Três gerações de mulheres se conectam por laços feitos de linhas, costuras e bordados nessas três narrativas. Escritos por mulheres, os livros “A costura”, “Amanhã" e "Fios" trazem à tona experiências e memórias familiares cheias de afeto.

Um xale, memórias da escola e o adoecimento de um familiar inspiraram a criação de três narrativas conectadas por um fio invisível: os laços de três gerações de mulheres. Escritos também por mulheres, “A costura”, “Amanhã” e “Fios” trazem à tona experiências cheias de afeto para dividir com crianças de todas as idades.

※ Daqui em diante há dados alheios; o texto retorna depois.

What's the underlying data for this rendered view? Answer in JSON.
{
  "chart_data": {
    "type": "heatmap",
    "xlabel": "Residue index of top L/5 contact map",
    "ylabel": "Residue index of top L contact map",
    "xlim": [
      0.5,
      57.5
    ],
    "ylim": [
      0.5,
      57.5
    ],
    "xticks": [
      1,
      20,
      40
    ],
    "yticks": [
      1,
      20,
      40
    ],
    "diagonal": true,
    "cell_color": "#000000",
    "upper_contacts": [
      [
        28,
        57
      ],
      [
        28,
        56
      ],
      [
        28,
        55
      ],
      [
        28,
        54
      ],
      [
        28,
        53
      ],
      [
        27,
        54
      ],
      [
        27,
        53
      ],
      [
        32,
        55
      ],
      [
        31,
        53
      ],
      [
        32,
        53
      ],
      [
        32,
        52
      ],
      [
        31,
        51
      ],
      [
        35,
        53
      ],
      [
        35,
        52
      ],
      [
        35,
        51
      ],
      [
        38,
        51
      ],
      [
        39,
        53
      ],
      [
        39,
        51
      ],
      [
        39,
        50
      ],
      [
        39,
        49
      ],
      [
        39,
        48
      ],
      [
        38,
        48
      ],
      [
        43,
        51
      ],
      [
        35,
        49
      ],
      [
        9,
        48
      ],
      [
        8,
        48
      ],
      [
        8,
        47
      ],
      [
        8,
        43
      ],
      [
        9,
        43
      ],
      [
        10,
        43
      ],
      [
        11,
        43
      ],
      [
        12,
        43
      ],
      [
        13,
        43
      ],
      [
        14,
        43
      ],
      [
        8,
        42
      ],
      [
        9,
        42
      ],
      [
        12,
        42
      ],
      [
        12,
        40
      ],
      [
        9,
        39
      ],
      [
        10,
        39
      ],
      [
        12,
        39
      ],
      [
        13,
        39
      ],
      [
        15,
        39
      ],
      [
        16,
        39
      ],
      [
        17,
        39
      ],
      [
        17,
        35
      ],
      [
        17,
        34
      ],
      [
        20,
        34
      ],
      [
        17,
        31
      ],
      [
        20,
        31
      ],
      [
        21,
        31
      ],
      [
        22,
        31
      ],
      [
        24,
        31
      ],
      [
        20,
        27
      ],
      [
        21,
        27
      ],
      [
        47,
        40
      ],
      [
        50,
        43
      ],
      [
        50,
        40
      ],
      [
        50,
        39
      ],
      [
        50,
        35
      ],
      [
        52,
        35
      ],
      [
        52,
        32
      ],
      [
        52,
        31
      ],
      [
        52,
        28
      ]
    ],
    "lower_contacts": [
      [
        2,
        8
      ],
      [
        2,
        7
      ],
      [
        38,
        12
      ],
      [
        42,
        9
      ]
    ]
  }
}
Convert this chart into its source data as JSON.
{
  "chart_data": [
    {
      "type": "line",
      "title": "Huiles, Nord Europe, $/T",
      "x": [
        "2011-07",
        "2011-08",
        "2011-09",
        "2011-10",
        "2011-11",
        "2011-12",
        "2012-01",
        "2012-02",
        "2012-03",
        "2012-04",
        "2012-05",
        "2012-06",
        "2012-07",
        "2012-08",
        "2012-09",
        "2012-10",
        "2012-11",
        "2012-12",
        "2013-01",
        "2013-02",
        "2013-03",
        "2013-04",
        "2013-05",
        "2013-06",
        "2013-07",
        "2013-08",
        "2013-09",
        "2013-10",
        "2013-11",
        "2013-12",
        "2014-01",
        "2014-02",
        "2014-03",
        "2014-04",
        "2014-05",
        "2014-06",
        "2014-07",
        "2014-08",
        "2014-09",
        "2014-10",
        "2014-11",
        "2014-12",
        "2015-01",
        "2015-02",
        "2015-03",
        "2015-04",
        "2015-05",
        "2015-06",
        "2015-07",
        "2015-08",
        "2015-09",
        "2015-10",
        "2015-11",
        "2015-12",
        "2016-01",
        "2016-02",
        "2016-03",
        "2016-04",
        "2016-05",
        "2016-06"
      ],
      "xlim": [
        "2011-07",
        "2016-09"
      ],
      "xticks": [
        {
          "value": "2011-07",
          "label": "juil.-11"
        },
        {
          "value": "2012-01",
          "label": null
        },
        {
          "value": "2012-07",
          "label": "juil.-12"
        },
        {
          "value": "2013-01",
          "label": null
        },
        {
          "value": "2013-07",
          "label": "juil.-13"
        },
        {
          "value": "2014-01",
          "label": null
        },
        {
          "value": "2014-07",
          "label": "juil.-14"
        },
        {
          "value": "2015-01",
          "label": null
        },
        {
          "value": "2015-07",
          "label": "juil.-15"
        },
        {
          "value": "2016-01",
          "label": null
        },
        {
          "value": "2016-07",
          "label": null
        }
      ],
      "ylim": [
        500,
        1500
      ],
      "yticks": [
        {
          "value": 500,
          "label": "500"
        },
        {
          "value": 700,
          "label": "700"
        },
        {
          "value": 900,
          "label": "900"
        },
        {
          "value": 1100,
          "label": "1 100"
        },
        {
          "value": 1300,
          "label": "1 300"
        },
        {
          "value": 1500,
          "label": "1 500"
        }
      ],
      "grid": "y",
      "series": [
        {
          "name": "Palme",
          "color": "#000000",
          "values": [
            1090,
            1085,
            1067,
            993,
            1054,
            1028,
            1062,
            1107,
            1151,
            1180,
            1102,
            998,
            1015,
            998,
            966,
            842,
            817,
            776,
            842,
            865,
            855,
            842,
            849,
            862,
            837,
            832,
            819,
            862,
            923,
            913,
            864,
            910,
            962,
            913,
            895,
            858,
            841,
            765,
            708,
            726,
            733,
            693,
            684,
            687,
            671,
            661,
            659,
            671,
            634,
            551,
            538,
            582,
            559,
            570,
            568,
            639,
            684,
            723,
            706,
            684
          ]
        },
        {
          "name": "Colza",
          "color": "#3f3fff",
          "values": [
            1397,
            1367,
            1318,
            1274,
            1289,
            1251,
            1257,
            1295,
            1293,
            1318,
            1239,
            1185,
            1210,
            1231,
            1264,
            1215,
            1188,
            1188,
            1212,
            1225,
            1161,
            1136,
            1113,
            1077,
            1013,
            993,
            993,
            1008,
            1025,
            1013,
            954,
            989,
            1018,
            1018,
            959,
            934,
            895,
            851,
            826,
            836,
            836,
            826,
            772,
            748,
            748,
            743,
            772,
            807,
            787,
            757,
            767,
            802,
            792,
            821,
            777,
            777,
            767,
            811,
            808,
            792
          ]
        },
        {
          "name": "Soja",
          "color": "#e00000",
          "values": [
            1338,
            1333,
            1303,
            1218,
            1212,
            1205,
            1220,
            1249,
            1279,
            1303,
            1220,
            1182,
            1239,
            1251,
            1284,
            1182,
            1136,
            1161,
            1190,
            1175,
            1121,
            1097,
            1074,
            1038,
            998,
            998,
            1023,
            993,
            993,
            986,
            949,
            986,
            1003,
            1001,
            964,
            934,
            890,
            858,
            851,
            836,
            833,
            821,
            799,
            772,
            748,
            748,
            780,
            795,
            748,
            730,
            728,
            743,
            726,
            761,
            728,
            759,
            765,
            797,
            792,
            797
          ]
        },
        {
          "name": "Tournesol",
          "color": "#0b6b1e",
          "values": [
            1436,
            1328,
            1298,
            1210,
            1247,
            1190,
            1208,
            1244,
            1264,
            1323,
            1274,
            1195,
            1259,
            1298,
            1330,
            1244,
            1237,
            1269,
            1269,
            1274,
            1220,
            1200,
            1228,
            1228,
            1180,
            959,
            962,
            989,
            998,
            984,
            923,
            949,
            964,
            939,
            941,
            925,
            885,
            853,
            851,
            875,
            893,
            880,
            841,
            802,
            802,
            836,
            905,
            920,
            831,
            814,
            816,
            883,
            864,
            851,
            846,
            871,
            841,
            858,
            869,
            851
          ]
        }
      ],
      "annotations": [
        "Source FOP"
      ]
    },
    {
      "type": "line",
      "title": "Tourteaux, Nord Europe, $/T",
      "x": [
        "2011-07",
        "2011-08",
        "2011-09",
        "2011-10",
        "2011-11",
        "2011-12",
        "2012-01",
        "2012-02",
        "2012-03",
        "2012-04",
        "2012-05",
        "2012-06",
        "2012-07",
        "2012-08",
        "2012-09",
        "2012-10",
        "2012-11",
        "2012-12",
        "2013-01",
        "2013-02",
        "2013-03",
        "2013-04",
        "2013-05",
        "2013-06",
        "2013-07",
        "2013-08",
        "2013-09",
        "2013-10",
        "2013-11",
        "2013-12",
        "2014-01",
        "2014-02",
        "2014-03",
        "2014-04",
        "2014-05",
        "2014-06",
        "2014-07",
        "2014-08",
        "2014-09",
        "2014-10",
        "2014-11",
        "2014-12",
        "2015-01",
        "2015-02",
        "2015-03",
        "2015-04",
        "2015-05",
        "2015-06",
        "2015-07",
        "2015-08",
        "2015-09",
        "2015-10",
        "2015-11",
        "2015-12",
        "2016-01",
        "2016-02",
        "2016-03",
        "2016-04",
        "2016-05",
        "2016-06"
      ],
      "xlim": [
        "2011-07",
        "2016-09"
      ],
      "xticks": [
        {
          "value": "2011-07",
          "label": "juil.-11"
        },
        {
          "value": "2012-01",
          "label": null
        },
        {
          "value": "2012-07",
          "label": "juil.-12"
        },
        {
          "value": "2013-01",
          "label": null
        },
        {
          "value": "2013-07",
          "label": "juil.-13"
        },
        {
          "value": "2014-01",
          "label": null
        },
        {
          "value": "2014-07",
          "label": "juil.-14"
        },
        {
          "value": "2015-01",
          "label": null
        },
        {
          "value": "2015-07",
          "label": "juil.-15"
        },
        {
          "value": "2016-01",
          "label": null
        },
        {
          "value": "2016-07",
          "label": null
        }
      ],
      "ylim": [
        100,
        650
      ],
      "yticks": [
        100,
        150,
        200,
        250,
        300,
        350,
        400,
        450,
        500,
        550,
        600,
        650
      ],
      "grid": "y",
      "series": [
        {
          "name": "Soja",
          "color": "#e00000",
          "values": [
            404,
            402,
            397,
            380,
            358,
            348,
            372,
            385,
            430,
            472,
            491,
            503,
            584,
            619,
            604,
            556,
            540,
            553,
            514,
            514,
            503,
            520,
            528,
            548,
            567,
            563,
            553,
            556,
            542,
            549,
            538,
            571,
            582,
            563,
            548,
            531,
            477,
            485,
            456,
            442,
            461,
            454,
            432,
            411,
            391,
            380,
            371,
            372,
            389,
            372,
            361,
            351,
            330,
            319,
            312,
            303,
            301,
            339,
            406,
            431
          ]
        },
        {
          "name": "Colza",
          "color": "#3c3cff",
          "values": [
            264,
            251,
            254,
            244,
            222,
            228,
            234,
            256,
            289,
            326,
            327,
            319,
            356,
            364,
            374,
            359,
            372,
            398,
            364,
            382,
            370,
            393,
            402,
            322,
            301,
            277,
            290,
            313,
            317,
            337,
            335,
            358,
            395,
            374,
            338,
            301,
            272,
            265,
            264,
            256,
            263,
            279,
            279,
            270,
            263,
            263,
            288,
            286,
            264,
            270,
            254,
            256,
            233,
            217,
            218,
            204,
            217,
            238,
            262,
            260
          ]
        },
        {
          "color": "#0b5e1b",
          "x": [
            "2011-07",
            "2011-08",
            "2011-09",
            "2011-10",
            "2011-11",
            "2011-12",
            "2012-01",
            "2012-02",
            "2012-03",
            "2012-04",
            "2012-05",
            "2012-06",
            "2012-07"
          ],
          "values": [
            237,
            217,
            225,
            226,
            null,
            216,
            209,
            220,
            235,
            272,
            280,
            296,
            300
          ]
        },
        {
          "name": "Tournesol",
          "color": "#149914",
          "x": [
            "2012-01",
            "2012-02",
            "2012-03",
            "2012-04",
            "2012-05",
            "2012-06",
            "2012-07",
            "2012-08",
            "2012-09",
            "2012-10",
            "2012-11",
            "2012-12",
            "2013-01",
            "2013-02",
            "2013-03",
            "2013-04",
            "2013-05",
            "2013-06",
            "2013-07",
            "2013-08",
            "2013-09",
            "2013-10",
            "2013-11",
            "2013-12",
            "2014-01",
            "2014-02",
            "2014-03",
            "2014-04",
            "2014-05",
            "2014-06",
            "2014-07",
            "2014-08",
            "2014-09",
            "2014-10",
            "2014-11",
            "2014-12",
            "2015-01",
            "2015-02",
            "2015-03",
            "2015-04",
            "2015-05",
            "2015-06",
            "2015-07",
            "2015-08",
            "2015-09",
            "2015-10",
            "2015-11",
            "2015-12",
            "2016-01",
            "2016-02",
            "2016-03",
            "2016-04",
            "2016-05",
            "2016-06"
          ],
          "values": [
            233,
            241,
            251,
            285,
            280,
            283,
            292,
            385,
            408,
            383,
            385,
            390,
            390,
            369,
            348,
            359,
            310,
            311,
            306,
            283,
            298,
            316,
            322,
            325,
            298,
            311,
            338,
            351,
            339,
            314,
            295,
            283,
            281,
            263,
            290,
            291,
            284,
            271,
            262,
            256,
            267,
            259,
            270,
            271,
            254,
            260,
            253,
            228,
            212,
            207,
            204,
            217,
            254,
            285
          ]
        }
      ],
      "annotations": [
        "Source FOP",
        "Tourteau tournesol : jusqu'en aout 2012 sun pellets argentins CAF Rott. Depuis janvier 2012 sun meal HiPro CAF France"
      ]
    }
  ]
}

Com a proposta de valorizar a cultura palestina por meio de seus objetos, Isol, a autora argentina de “A costura”, conta em uma entrevista que recebeu um xale feito naquela região e a encomenda do Museu Palestino de criar um conto infantil para o projeto “Palestinian Art History as Told by Everyday Objects”. Ao observar as imagens que formavam os bordados da peça, começou a ver cenários. Assim surgiu a história do Lado da Frente, o mundo em que vivemos, e do Lado de Trás, com seus mistérios e criaturas estranhas.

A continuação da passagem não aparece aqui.